Goodman Gallery is selling artist-designed blankets to raise funds for a Johannesburg clinic




Nolan Oswald Dennis, radical (empathy), 2019.
Courtesy of Goodman Gallery and the artists

As the coronavirus pandemic spreads to South Africa, Goodman Gallery in Johannesburg has announced plans to sell a series of limited-edition blankets in aid of a health and welfare clinic in Johannesburg.

All of the sale profits from the textiles, priced at £500 (each in an edition of 50), will be donated to the non-profit Witkoppen Health & Welfare clinic, located in the northern suburbs of the city. “Having served as a vital non-discriminatory space for artists during the apartheid years, Goodman Gallery will seek to draw inspiration from this profound legacy in this time of crisis,” says Liza Essers, the director and owner of Goodman Gallery.

The artists participating in the project are Broomberg & Chanarin, Nolan Oswald Dennis, Reza Farkhondeh & Ghada Amer, and Samson Kambalu. The photographers Broomberg & Chanarin have produced a text piece, Breaking the Knife not the Wound, while Dennis has produced a piece resembling a collage of limbs entitled radical (empathy), 2019.

Farkhondeh and Amer explore femininity in their textile work, House of Lust (2019), which shows two women entwined in a state of ecstasy. Malawi-born Samson Kambalu, whose work featured in the 2015 Venice Biennale, has created a Modernist graphic design (Hand Written, 2019).

The gallery has previously supported NGOs in the healthcare sector, raising money for charities such as the Red Cross.
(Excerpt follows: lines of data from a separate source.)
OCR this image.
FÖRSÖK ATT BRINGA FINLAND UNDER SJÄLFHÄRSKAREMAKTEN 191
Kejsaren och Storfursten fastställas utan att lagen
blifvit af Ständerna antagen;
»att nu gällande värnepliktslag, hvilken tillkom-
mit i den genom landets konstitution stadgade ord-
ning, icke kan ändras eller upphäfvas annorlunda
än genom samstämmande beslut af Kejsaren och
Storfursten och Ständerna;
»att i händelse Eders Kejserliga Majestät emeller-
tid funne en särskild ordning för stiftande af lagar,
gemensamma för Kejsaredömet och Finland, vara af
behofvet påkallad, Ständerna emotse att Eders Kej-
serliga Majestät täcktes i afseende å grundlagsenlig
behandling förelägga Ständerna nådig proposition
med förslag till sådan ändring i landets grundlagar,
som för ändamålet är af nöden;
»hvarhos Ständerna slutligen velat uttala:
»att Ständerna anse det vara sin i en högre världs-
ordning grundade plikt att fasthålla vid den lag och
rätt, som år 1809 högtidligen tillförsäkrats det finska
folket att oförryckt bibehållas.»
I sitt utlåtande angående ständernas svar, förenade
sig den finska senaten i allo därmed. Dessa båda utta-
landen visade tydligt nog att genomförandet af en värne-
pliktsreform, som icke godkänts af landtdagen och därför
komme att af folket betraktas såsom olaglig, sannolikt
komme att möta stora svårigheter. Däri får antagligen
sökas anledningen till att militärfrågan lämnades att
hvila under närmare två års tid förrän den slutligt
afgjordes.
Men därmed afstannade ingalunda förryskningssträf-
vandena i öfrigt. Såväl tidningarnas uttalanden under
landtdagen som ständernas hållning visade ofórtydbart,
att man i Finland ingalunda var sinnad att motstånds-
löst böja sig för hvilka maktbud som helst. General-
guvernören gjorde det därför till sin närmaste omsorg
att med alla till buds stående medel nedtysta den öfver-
Goodman Gallery’s partnership with Witkoppen began last year when Edwin Cameron, formerly a judge on the Constitutional Court of South Africa, took Essers to the Witkoppen Clinic to witness first-hand how the clinic works. “I realised that this needed to be the gallery’s next NGO partnership,” she says.

Essers says that she aims to establish an artist solidarity fund in South Africa. “Unlike in many Western countries, South Africa does not have government funding going to artists. People are plunging into unemployment by the millions. There is a need to get creative in South Africa at grass roots levels and think about ways that we can contribute to people’s survival across the board.”

Goodman Gallery opened in London in September, adding to locations in Cape Town and Johannesburg. A solo show of works by the US-Iranian artist Shirin Neshat (Land of Dreams) opened at the London space last month (viewing of the exhibition can now be arranged by appointment).